Глава 15

Эмеральда стояла, прислонившись спиной к повозке. Голова ее кружилась.

Бен Колт был внутри со всем набором своих адских инструментов: щипцов, скальпелей, зажимов. Сейчас он решал, как лучше произвести ампутацию.

Эмеральда очень нервничала. Больше всего ей хотелось убежать подальше от этого страшного действа, которое вот-вот должно было начаться.

«Надо взять себя в руки», – тщетно убеждала она себя.

– Эмеральда? С тобой все в порядке? Она обернулась. Перед ней стояла Труди.

– Со мной все нормально, – с видимым спокойствием ответила Эмеральда.

Труди была в закрытом платье, застегнутом спереди на крючки. Волосы ее, казавшиеся в лунном свете белыми, как бумага, струились по плечам, придавая ей сходство с колдуньей из сказки.

– Ты уверена? Вид у тебя не ахти. – Труди пожала плечами. – Я проснулась и увидела свет в вашей повозке. Что-то с Тимми? Наверное, ему хуже, раз рядом с ним Бен Колт.

– Да, ему хуже.

Почему Труди не хочет оставить ее в покое? Неужели ей мало того, что она отняла у нее Мэйса? Чего она еще хочет?

– Я пришла помочь, – сказала Труди.

– Мы не нуждаемся в твоей помощи! Труди горько усмехнулась.

– Думаю, что нуждаетесь. Если предстоит операция, понадобится помощь многих людей. Однажды у нас, в Мичигане, моему двоюродному брату пришлось отнять руку. Его допьяна напоили виски, и все равно его пришлось держать восьмерым здоровым мужчинам. Мой отец и брат тоже помогали. Я никогда не забуду этот день.

«Восемь человек?!» – Эмеральда смотрела на Труди, чувствуя, как подкашиваются ее ноги.

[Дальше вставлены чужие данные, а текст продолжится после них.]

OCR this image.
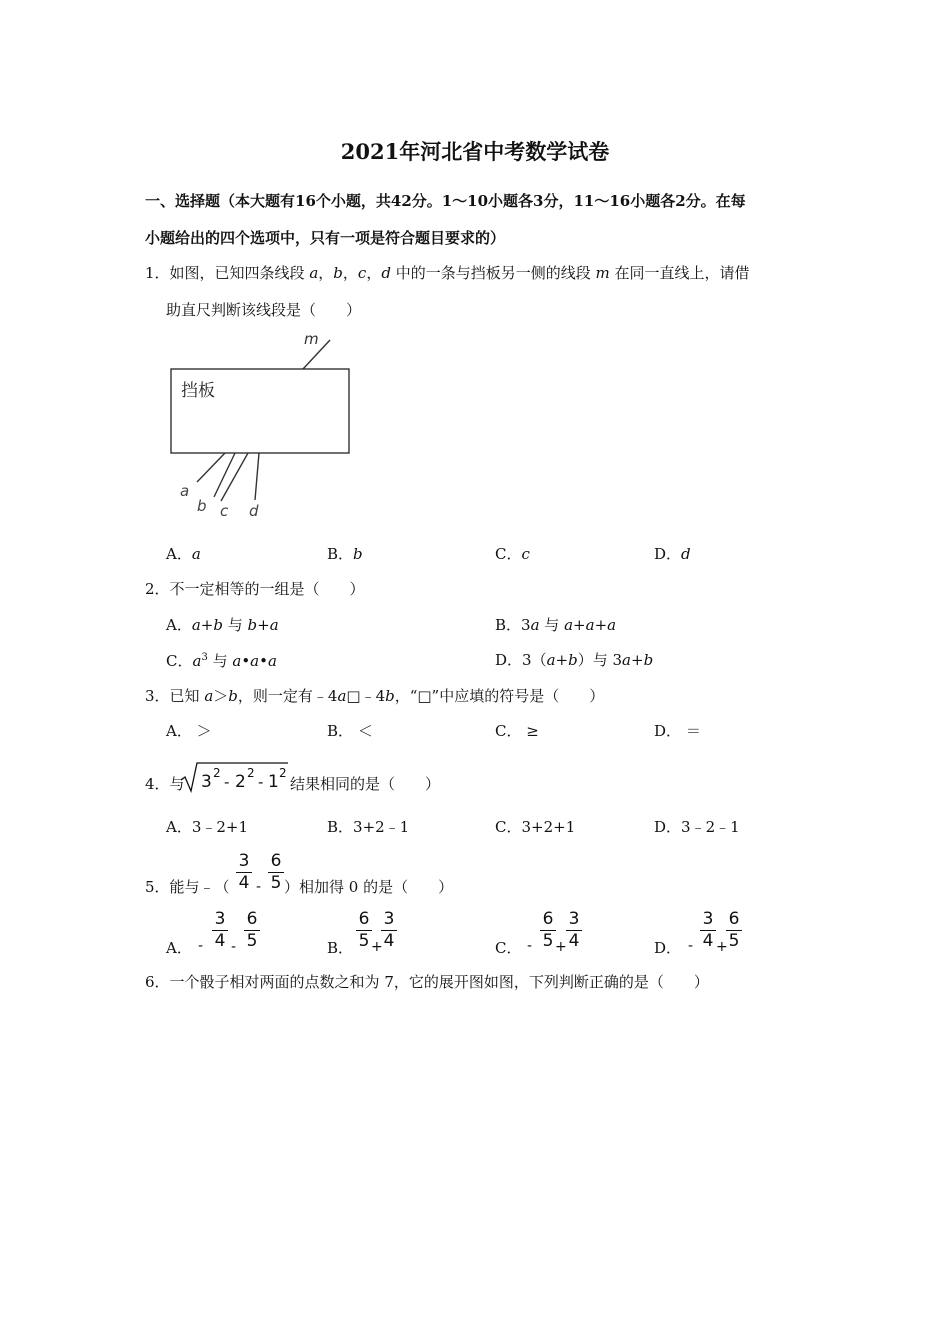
2021年河北省中考数学试卷
一、选择题（本大题有16个小题，共42分。1～10小题各3分，11～16小题各2分。在每
小题给出的四个选项中，只有一项是符合题目要求的）
1．如图，已知四条线段 a，b，c，d 中的一条与挡板另一侧的线段 m 在同一直线上，请借
助直尺判断该线段是（　　）
m
挡板
a
b c d
A．a	B．b	C．c	D．d
2．不一定相等的一组是（　　）
A．a+b 与 b+a	B．3a 与 a+a+a
C．$a^3$ 与 a•a•a	D．3（a+b）与 3a+b
3．已知 a＞b，则一定有﹣4a□﹣4b，“□”中应填的符号是（　　）
A． ＞	B． ＜	C． ≥	D． ＝
4．与 3 2 - 2 2 - 1 2
结果相同的是（　　）
A．3﹣2+1	B．3+2﹣1	C．3+2+1	D．3﹣2﹣1
5．能与﹣（ $\frac{3}{4} - \frac{6}{5}$ ）相加得 0 的是（　　）
A． - $\frac{3}{4} - \frac{6}{5}$	B． $\frac{6}{5}$ +
$\frac{3}{4}$	C． - $\frac{6}{5} + \frac{3}{4}$	D． - $\frac{3}{4}$ +
$\frac{6}{5}$
6．一个骰子相对两面的点数之和为 7，它的展开图如图，下列判断正确的是（　　）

– К счастью, все это длилось недолго, – продолжала Труди, – хотя бы за это спасибо. Может, Бен даст Тимми что-нибудь более действенное, чем писки. Будем надеяться… – Она с участием тронула Эмери за руку. – Дыши поглубже, Эмери. Это помогает.

Эмеральда отшатнулась, будто Труди ущипнула ее.

– Меня не тошнит. Я же сказала, что прекрасно себя чувствую.

– Ладно. – Труди перешла на шепот. – Боюсь, моя мама помочь не сможет. У нее дизентерия, ей сегодня плохо, как никогда. А Кэтти всегда тошнит при виде крови. Она, чего доброго, может упасть в обморок. А я не боюсь крови. Я еще и Марту разбудила. Она одевается. Марта сильная, как мужик. И Бен, наверное, захочет, чтобы она ему помогала.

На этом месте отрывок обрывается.